Üstü çiçeksiz
"Şüphe yok ki Ermeni şivesiyle patlıcan tavası, fakat İstanbullu Türk ağzıyla patlıcan kızartması dediğimiz lezzetli yemek, yine edebi tabirle 'sehli mümteni'dir (kolay ve sade göründüğü halde yapılması güç). Lakin sıcak sıcak, diri diri yenilirse... Öyle lokantalarda adet olduğu üzere, saatlerce evvel tavadan alınmış, tabakta ve camekanda pörsümüş, ölmüş olanının ne tadına, ne yoğurt sürülmüş buruşuk, gevşemiş kocakarı yüzüne bakarım. Tavadan çıkar çıkmaz, kızgın yağ henüz cildinin üzerinde habbelenir ve fışırdarken yenilirse, zaten yoğurda ihtiyacı yoktur. Kendine has, yarı mantar, yarı dana külbastısı o güzel kokusunu ve lezzetini yoğurtla bozmak, sarımsakla kapatmak reva mıdır? Külde pişmiş patlıcanı şu tarzda yerim: Ateşten, olduğu gibi kabuğiyle önüme getirirler; bıçakla ortasından boylu boyuna yarar, sırtı alta gelmek şartiyle tabağa bütün heybetiyle sererim; üzerine tuz, karabiber ve zeytinyağı... İşte güzel, ılık, çeşnili, iştah verici dumanı, buğuyu o zaman görünüz!"
"Beyoğlu'ndaki Balıkpazarı'nın birkaç yerinde cilalı mermer tezgahlar ve yalaklar üzerine dizilmiş barbunyalara bakarken, memnuniyetlerini gözlerinden okurum: Oh derim, bunlar nasılsa layık oldukları mevkii alabilmişler.. Balıkları çürümüş sepetlerle çinko yalaklara koymaklığımız ve paslı çengellere asmaklığımız doğru değildir.
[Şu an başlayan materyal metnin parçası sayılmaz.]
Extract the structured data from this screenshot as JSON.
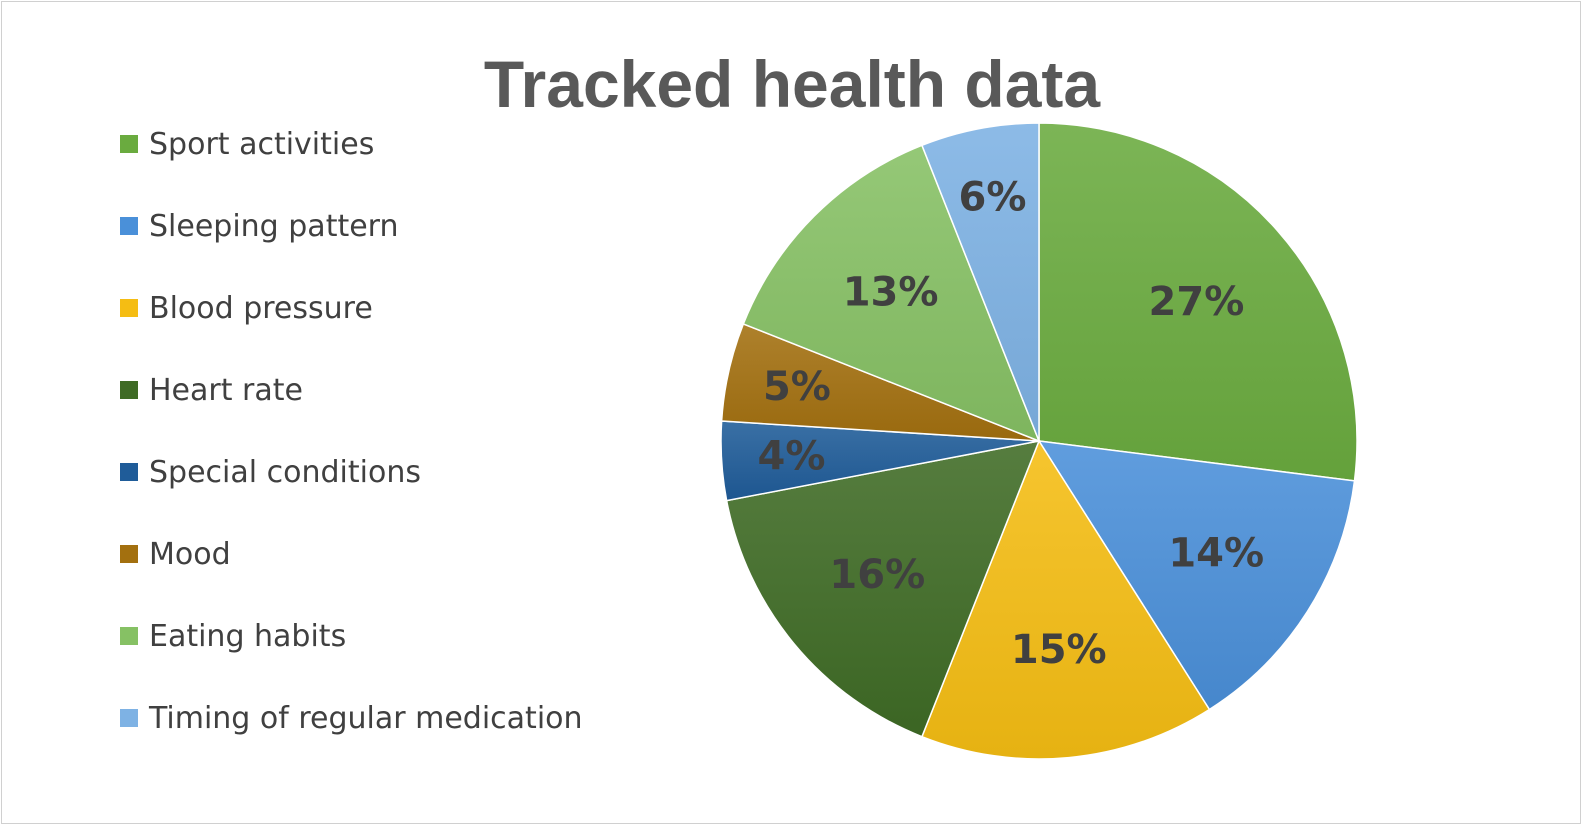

Taze bir kalkan balığı, bence, o misilsiz eti şerefine antika masa saatleri gibi cam kavanozlara konmağa, yahut Holivut yıldızıymış gibi yatağına krep jorjetten bir cibinlik takılmaya layıktır.. Taze balık kokusu.. Bu, o kadar güzel, iştah açıcı, kuvvet kamçılayıcı, enerji hayat arzusu verici bir orijinal rayihadır ki, henüz bir parföm şişesinde niçin yer almamıştır, şaşarım.."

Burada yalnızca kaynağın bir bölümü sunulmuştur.